The shape of the ocre is not quite a rectangle as it slightly tapers like a trapezoid. But the overall design is simply chic. The enlarge zippers at the top moves smoothly and the side closure in light brushed gold-tone hardware bears the old style 'Celine Paris' circle logo which is used in the 1980s.
I am smitten by this bag and I snag it for incredibly less than its retail price. It is the only handbag in this style that is left on the sale counter. I see eyes full of envy looking at me as I take it away. They are probably hoping I will change my mind. But no dice. I am possessing this, along with the black hobo, as the first Celine handbags of my wardrobe.
And it turns out these two designer pieces have become the only accessories I own from the brand. I have not yet purchased another Celine handbag since this experience that occurs over two decades ago.
The mock crocodile hobo is now in the possession of my daughter. I allow her to borrow it at one time, but suddenly stakes an earlier inheritance claim and this has now become hers. The bag is still in pristine condition and it commands five times more than what I paid for it in the pre-loved market.
As for the ocre Circle logo top-handle leather bag, I still have it in my possession and continue to love and care for it. It still looks new despite its manufacture in the late 1990s. This is proof that nothing beats impeccable quality and craftsmanship. I will also gladly pass this along some day, but at this time the handbag continues to make my heart sing.
Interested in a vintage Celine handbag?
Here are some of my selections:
[Hover and click over the images. Please see Disclosures]
Who is Céline Vipiana?
In 1945, enterprising couple Robert and Céline Vipiana put up a children's shoe store in Paris. Two decades later, Céline expands this to include luxury accessories such as handbags and small leather goods. The simple design, quintessentially French aesthetic, yet utilitarian functionality is the reason for the brand's success.
Céline Vipiana will continue to design for her namesake company until her demise in 1997, when she was eighty-four years old. Although LVMH would acquire her company ten years earlier, they waited to reposition the brand and usher in American designer Michael Kors to give Celine a fresh direction in the luxury market.
Other famous designers followed. Phoebe Filo stays as the lead designer for a decade. She is known for the iconic Luggage Totes, Trapeze bags, and Classic Box. She has a legion of fans while being the creative director of the House of Celine that many weep when she decides to leave the brand.

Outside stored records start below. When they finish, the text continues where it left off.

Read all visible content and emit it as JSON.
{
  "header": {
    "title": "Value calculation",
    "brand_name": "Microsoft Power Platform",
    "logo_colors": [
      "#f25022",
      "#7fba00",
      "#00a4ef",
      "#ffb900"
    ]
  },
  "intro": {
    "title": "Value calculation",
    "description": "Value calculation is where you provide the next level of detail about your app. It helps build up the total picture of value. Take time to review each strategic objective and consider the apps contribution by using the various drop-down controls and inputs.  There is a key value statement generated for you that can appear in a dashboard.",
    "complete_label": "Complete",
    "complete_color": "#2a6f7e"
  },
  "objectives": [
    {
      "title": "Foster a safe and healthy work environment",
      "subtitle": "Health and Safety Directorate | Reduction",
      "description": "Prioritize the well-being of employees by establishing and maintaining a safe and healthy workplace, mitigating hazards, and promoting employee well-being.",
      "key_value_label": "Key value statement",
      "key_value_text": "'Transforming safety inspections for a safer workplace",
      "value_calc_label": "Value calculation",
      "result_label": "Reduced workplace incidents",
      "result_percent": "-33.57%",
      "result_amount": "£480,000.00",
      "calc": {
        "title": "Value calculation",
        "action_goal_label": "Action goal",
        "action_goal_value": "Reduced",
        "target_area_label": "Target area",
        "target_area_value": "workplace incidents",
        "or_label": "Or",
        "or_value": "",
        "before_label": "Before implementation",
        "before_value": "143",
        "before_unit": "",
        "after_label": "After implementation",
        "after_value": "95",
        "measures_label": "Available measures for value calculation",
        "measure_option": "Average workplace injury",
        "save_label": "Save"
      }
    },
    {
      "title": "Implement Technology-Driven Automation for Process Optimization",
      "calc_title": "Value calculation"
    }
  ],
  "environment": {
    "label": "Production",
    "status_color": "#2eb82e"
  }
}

And current Celine creative director Hedi Slimane went back to Celine's roots by removing the é accent on the brand name and returning the famous Celine canvas print known as the macadam in his modern designs.
However, there is still a clamor and interest for the legacy designs of the founding mother Céline Vipiana.
Fortunately, the recent collections released by Celine carries with it hints of the subtle and simple designs that is reminiscent of the brand aesthetic of its earlier years.
Such is the case as the Celine Cabas Bourgeois in smooth calfskin leather. Seeing this handbag reminds me of my ocre vintage top-handle bag.
If there is indeed a revival of older designs, and I happen to maintain my Celine in amazing condition, then the lifecycle of my handbag comes to a full circle. This is a true testament that having fewer, far better quality things, with tender, loving care, can truly stand the test of time.
Going the Pre-Loved Route
Buying pre-loved is a lot more common than it was before.
There are a plethora of used market platforms, from the classic eBay, to the new Poshmark, Tradesy, Vestiaire Collective, Facebook Groups, and many more.
The two who stand out because of authentication services (which is a an absolute prerequisite) and sale guarantees are Fashionphile and The Real Real.